Diante de alguns obstáculos, como sua mãe precisava de atendimento médico frequente, Janiópolis não estava mais suprindo as necessidades da família. Com isso, Santinha se mudou para Campo Mourão, onde já vive há mais de 4 anos. Mãe solo de um casal de filhos, Santinha tem 2 netos e criou dois sobrinhos, que hoje moram com ela, junto com o neto mais velho.

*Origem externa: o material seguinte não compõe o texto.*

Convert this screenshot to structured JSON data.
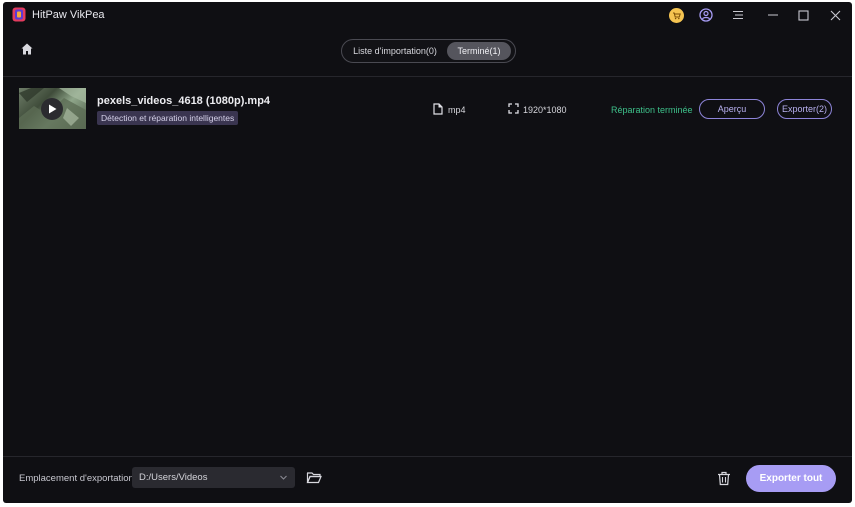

Durante toda a minha vida, dediquei-me ao cuidado da minha família, sendo mãe solo e trabalhando fora. Sempre nutri um sonho de fazer faculdade e, agora, me sinto realizada. Independentemente da idade ou adversidades, o importante é seguir firme no seu propósito e nunca desistir”, declarou.

Por que Santinha?

Nascida no Dia de Todos os Santos, o nome escolhido pela mãe de Santinha era Maria Santinha Alves dos Santos. “Quando a mãe tinha um filho, ela já procurava o nome do santo do dia e colocava no nome”, contou. Porém, quando a família recebeu o registro, notou que o cartório havia esquecido de inserir o segundo nome. Apesar disso, ele acabou se tornando um apelido e se mantém vivo até hoje. “Todo mundo me conhece como Santinha”, destacou.